De alguna manera, Geder sintió que aquel hombre le transmitía algo de su propia fuerza. El mundo se estabilizó y Geder se irguió.
—Puedo… Puedo cabalgar.
—Entonces ve. Busca a lord Ternigan. Dile que los estandartes de Maccia ondean en el extremo occidental de la línea de batalla. Dile que necesitamos ayuda.
—Lo haré —dijo, y cogió las riendas. La montura de Kalliam volvió la cabeza hacia la lucha, resoplando, pero el joven caballero la detuvo.
—¡Palliako! Reúnete directamente con lord Ternigan. Directamente.
—¿Señor?
—No con Klin.
Sus ojos se encontraron por un momento, y le transmitieron una señal de complicidad. Kalliam no se fiaba de su capitán más de lo que lo hacía él mismo. Una sensación de alivio y gratitud nació en el corazón de Geder, y luego se sorprendió de aquellos sentimientos.
—Entiendo —dijo—. Traeré ayuda.
Kalliam asintió con la cabeza, se volvió y se zambulló en el cuerpo a cuerpo. Geder espoleó su caballo, cabalgando hacia el este a través del campo de batalla. Luchó para desatarse el escudo. Las manos enguantadas y el galope del caballo le dificultaban los movimientos. Por fin se las arregló para liberar el brazo, y se inclinó hacia delante, azuzando al animal para que acelerara más aún.

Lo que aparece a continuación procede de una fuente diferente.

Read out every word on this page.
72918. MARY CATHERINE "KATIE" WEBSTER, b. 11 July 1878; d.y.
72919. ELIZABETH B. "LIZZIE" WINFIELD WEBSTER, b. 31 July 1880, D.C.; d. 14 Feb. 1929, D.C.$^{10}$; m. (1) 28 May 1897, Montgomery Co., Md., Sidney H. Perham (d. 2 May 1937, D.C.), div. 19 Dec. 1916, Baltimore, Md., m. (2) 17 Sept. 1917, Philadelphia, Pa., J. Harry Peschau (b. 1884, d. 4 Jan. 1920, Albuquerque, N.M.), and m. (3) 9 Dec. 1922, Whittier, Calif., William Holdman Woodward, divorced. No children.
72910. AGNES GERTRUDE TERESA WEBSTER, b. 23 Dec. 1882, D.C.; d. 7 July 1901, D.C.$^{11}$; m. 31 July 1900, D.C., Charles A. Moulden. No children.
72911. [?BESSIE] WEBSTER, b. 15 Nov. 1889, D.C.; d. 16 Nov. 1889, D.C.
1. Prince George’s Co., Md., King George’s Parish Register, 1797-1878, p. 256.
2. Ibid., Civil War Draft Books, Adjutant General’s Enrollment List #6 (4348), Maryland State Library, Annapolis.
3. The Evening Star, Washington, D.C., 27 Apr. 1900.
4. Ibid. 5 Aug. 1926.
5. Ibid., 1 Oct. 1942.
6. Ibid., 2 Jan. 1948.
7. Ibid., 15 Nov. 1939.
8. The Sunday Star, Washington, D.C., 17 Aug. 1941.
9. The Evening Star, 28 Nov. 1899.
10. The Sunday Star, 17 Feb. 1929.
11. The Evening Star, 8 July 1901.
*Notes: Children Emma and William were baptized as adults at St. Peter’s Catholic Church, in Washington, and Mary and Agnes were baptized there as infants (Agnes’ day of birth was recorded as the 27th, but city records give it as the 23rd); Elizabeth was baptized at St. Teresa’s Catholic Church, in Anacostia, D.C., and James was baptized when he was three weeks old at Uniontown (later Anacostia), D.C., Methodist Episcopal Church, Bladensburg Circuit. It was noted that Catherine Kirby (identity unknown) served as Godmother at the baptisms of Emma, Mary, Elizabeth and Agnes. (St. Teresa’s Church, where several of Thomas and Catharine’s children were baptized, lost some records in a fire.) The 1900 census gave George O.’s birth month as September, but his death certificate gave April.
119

Una hora antes, el valle era solo pasto y flores silvestres de otoño. Ahora era barro batido y el rugido de los hombres en lucha.
Geder entrecerró los ojos. La niebla había desaparecido, pero los húmedos estandartes seguían pareciendo telas oscuras colgadas de sus mástiles. Tenía que encontrar el oro y el carmesí, los colores de la Casa Ternigan. Tenía que hacerlo ya. A su alrededor solo había hombres tendidos en el barro, muertos o heridos. Gritos de soldados y caballos cortaban el aire. Pero el estandarte del mariscal del rey no estaba por ninguna parte.
Geder maldijo mientras miraba de un lado a otro. Sintió frío. Su pierna herida era un trozo pesado de carne, la sangre empapaba su coraza tan rápido como iba perdiendo las fuerzas. A cada minuto que pasaba disminuían las probabilidades de que Kalliam y los otros sobrevivieran, y su visión empezaba a ser cada vez más borrosa. Intentó levantarse sobre los estribos, pero su pierna herida no podía sostenerlo. Espoleó su caballo hacia delante. Allí estaban los estandartes de Flor y Rivercourt, Masonhalm y Klin…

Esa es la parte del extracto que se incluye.